Dengan kaki yang seperti kehabisan tenaga dan detak jantung yang menggila, Keina akhirnya melangkah menuju senior itu berdiri.

"Siapa nama kamu?" tanya senior dengan sewot.

"Keina, Kak."

"Nama lengkap!"

Keina mencoba menenangkan diri. Ketakutan hanya akan mengacaukan segalanya. Sebuah kalimat yang tengah Keina transfer ke otaknya. 

Keina menghela napas. "Keina Ayu Pratibha, Kak." Satu jeruk mungkin telah menyelamatkan Keina, tetapi sebotol air mineral justru membuat jantung Keina berdetak lebih kencang dari biasanya. Keina memberanikan diri untuk menatap wajah lelaki tersebut. Matanya menyipit, mengamati sebuah name tag di jas yang senior itu kenakan. Di sana tertulis, DEVANIAL AKSA ADHITAMA.

🍂 

Ini bagaikan mimpi buruk bagi Keina. Gadis itu masih saja mematung. Wajahnya menggambarkan sebuah rasa takut. Dari lubuk hati yang paling dalam, dia ingin memutar kembali waktu pagi ini. Keina benar-benar menyesal tidak mengecek ulang perlengkapan yang harus dibawa.

Keina menatap penuh harap ke arah Alga dan Talitha. Namun, tidak ada yang bisa mereka perbuat. Jangankan menolong Keina, menyelamatkan diri mereka sendiri saja sulit jika urusannya dengan ketua OSIS.

"Saya tidak menerima alasan apa pun! Sekarang juga kamu harus melakukan sesuatu."

"Melakukan apa, Kak?" tanya Keina ragu.

"Terserah mau ngapain asalkan keteledoran kamu ini bisa buat pelajaran temen-temen kamu yang lain!" tegas Dev sambil melipat kedua tangannya di depan dada dengan senyum liciknya.

Ganteng, sih. Tapi serem.

Tangan Keina mulai berkeringat, dia benar-benar panik. Ditambah dengan banyak sorot mata yang menatapnya. Kedua bola mata terus bergerak ke kanan dan kiri. Mencari sebuah ide yang diharapkan bisa menyelamatkan Keina dari tatapan elang seorang Dev. 

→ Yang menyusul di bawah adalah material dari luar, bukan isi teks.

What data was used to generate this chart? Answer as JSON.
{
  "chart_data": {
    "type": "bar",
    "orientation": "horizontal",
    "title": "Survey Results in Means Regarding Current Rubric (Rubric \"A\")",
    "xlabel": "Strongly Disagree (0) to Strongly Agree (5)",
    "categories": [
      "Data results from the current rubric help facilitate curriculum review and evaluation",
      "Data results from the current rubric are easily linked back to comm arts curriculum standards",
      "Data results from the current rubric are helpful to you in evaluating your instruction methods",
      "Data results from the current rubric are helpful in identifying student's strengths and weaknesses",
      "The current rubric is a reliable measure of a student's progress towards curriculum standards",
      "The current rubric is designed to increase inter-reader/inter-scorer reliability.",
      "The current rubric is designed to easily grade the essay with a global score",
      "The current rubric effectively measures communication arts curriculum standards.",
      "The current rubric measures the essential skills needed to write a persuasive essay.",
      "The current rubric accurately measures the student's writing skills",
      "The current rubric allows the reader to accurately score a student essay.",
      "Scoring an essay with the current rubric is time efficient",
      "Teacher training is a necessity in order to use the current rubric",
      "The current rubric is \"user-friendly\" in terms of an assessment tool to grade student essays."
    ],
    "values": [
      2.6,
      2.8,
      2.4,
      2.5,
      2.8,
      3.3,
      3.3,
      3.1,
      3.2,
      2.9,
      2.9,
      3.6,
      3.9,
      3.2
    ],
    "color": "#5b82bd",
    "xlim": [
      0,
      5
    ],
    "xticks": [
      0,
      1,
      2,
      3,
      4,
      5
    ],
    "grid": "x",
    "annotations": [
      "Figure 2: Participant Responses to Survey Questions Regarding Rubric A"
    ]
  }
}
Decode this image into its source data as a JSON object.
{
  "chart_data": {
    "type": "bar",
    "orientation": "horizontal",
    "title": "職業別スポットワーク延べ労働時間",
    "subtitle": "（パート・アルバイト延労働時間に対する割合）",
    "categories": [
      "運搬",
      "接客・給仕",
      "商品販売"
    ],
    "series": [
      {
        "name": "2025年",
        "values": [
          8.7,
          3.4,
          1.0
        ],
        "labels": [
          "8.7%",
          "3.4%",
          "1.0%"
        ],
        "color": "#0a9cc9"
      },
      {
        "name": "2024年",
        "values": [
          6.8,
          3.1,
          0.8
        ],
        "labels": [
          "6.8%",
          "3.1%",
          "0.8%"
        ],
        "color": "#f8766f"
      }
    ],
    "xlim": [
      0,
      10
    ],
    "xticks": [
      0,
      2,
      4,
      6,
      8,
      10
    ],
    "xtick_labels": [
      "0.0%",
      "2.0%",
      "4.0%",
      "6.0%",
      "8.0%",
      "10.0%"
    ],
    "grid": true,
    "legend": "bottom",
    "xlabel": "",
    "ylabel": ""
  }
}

Kepala Keina seperti akan pecah. Otaknya terus dipaksa agar berpikir, tetapi hasilnya nihil. Atau dia harus berpura-pura pingsan agar hukuman ini berakhir? Oh, tidak mungkin. Justru itu akan membuatnya terlihat sangat lemah.

"Buruan!" bentak Dev. 

"I-iya, Kak."

Ayok, Na. Mikir.

Mengapa semesta kali ini seakan membiarkan Keina dipermalukan di depan umum? Bahkan mentari bersinar begitu terang sehingga wajah putihnya tampak begitu jelas. Bisakah ada seseorang yang dapat membantunya? 

Suara ejekan dari anak-anak baru pun mulai terdengar. Mereka berbicara seakan mereka paling benar. Seakan tidak pernah berbuat kesalahan. Itu memang biasa terjadi, mereka akan terus memojokkan seseorang yang tengah dalam sebuah permasalahan. Tidak pernah berpikir, jika mereka yang berada dalam posisi tersebut.

"Bentar lagi juga pasti mewek."

"Liat, tuh. Nangis pasti."

"Aduh, gue nggak kebayang kalo gue yang ada di sana."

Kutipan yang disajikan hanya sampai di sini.